Math 220 - April 12, 1999

Inner Products and Orthonormal Bases

• Definition. An inner product on a vector space V is a real-valued function I of two variables from V that satisfies the following rules:

  1. I(v + v', v'') = I(v, v'') + I(v', v'') for all vectors v, v', and v'' in V.

  2. I(a v, v') = a I(v, v') for each scalar a and all vectors v and v' in V.

  3. I(v, v') = I(v', v) for all v and v' in V.

  4. I(v, v) > 0 for each v <> 0 in V.

• Definition. The length of a vector v in V relative to the inner product I is defined by the formula

  ||v|| = SQRT{I(v, v)} for v in V .

• Definition. The angle between two vectors in V relative to the inner product I is the unique angle (whose measure is) theta = angle (v, w) in the interval 0 <= theta <= pi satisfying the equation

  cos (theta) = {I(v, w)}/{ ||v|| ||w|| } for v, w in V .

• Definition. The orthogonal complement of a subspace W of V, relative to the inner product I on V, is the set W^{perp} that consists of all vectors v in V orthogonal to every vector in W, i.e., for which I(v, w) = 0 for all w in W.

• Theorem. If V is a vector space with a given inner product I, and W is any subspace of V, then the orthogonal complement of W has the following properties:

  1. W^{perp} is a linear subspace of V.

  2. The only point of V in both W and W^{perp} is the origin.

  3. The sum of the dimensions of W and W^{perp} is the dimension of V.

  4. Given a vector v in V there is a unique pair (w, w') of vectors with w in W and w' in W^{perp} such that v = w + w'.

  5. Every vector in W is perpendicular to every vector in W^{perp}.

Assignment for Wednesday, April 14

1. Let P_{3} be the vector space of polynomials of degree at most 3, and let phi be the linear map from P_{3} to itself that is defined by the formula

   (phi(f))(x) = INT[_{0}^{x} f'(t) d t ] ,

   where f' denotes the derivative of f. Find the matrix of phi with respect to the basis of P_{3} given by the powers of the variable.

2. Let P_{2} be the vector space of polynomials of degree at most 2. Define an inner product on P_{2} with the formula

   < f, g> = INT[_{0}^{1} f(t) g(t) dt ] .

   Find the orthogonal complement relative to this inner product of the subspace consisting of the constant polynomials.

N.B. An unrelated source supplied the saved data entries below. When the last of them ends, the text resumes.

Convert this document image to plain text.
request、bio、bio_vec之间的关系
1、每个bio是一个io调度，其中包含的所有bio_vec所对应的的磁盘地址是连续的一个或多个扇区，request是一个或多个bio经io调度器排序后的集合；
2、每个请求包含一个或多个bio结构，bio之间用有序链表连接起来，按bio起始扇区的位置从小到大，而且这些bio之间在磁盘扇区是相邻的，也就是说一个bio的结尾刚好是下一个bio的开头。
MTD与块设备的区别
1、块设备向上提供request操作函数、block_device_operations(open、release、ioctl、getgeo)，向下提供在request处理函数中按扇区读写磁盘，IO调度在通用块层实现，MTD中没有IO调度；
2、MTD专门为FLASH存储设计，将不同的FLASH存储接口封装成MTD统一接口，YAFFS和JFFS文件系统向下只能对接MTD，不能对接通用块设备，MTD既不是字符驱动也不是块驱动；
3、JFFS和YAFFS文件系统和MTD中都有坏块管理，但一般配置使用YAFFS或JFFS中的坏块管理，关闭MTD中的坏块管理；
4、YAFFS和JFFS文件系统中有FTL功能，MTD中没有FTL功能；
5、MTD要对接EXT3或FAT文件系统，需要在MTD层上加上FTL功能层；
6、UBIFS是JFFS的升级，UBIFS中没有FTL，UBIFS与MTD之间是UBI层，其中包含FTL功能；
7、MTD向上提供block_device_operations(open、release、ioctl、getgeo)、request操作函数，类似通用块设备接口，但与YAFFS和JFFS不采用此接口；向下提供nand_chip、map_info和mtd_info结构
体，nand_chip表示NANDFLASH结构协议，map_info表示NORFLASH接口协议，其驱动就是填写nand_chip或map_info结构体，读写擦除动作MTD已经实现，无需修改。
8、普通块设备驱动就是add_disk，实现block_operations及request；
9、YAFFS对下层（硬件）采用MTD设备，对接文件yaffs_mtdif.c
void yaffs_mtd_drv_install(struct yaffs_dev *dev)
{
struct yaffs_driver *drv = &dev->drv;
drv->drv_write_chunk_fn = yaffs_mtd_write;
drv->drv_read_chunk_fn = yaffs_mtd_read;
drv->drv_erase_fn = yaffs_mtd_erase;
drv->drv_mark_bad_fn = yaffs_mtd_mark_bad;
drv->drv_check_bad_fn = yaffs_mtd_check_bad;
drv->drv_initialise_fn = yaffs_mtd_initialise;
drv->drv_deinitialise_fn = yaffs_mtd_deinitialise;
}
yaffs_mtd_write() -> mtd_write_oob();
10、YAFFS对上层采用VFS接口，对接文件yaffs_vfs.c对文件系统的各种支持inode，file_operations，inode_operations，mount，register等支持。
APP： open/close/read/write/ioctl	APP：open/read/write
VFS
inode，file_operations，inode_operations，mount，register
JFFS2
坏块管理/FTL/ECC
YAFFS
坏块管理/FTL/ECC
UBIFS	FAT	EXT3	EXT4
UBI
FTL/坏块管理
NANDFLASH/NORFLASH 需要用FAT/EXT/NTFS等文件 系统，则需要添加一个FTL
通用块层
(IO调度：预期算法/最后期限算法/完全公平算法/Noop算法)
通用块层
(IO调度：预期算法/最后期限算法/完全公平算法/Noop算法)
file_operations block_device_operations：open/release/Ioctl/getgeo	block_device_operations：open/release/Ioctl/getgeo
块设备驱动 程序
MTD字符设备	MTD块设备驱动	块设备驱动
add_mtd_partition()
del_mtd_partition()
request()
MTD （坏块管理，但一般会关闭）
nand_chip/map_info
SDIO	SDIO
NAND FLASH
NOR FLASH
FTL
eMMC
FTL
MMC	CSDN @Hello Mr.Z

3. Use the Gram-Schmidt process (§ 3.4 of the text) to make an orthonormal basis for P_{2}, relative to the inner product of the previous exercise containing the constant polynomial 1 beginning with the basis {1, t, t^{2}}.

4. Repeat the previous exercise using the inner product

   < f, g > = {1}/{2}INT[_{-1}^{1} f(t) g(t) dt ] .